Plastik ist eines der größten Probleme der Menschheit. Kann diese Raupe die Rettung sein?

Wenn es gelingt, das vermutliche Enzym, das für die Aufspaltung der Plastikpolymere verantwortlich ist, zu isolieren und synthetisch herzustellen, scheint es mir durchaus realistisch, das technisch anwendbar zu machen.

Wie kann die Menschheit diese Entdeckung für sich instrumentalisieren?

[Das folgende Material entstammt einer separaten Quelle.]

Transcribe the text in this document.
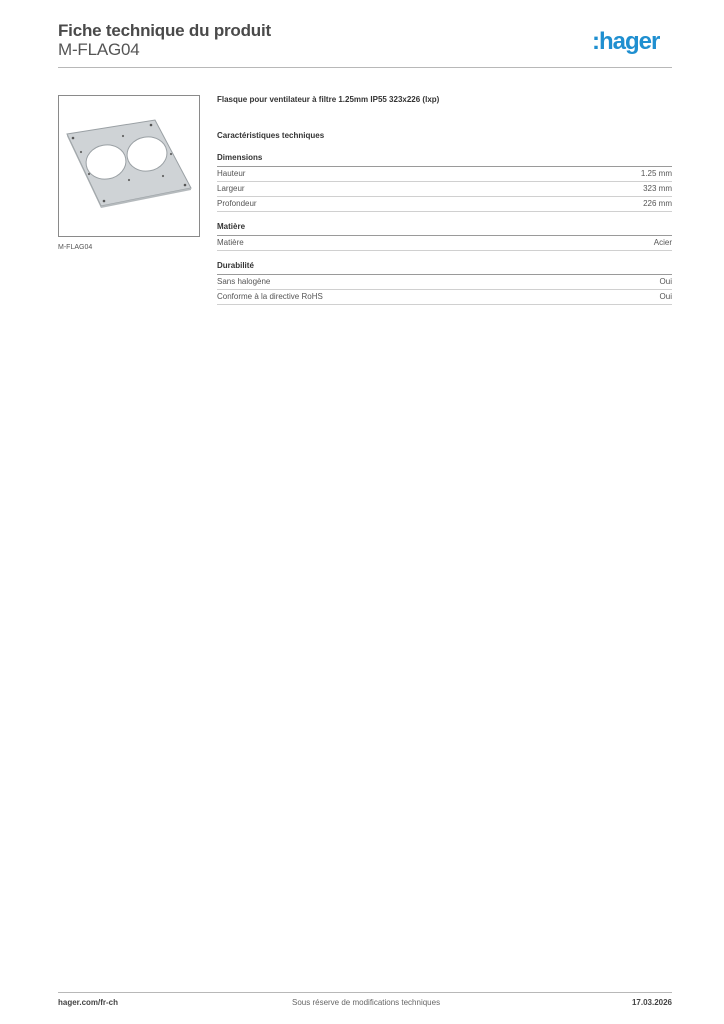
Fiche technique du produit
M-FLAG04	:hager
M-FLAG04
Flasque pour ventilateur à filtre 1.25mm IP55 323x226 (lxp)
Caractéristiques techniques
Dimensions
Hauteur	1.25 mm
Largeur	323 mm
Profondeur	226 mm
Matière
Matière	Acier
Durabilité
Sans halogène	Oui
Conforme à la directive RoHS	Oui
hager.com/fr-ch	Sous réserve de modifications techniques	17.03.2026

Interessant wäre natürlich vor allem, wenn es gelänge, damit das Plastikmüllproblem in der Umwelt anzugehen. Auf Mülldeponien etwa landet immer noch viel Plastik, das dort nur sehr langsam abgebaut wird. Könnte man die mit dem noch zu entwickelnden Wachsraupensaft impfen und damit den Abbau deutlich beschleunigen, wäre das sicherlich hilfreich. Toll, aber schwer vorstellbar wäre, eines Tages die riesigen Plastikmüllinseln in den Ozeanen mit dem Zeug zu bearbeiten, damit die sich dann einfach in Wohlgefallen auflösen. Aber da wäre ich dann doch skeptisch. Und für Plastikmüll an sich gibt es ja eigentlich bereits zwei recht effiziente Möglichkeiten: Wiederverwertung oder Verbrennung. Das könnten die Raupen wohl auch nicht besser hinbekommen.

Das Plastik im Meer ist ein Problem – doch viele Objekte, die für die Menschheit mittlerweile unverzichtbar sind, sind ebenfalls aus Plastik. Besteht durch die Raupe vielleicht sogar eine Gefahr?

Für Bienenstöcke: definitiv. Ansonsten: nein. Wie gesagt, diese Raupe ist alles andere als exotisch. Die lebt hier bei uns überall. Vermutlich auch in den Bienenstöcken auf dem taz-Haus. Und trotzdem hat noch keine der Raupen bisher Eure Tastaturen zernagt, oder?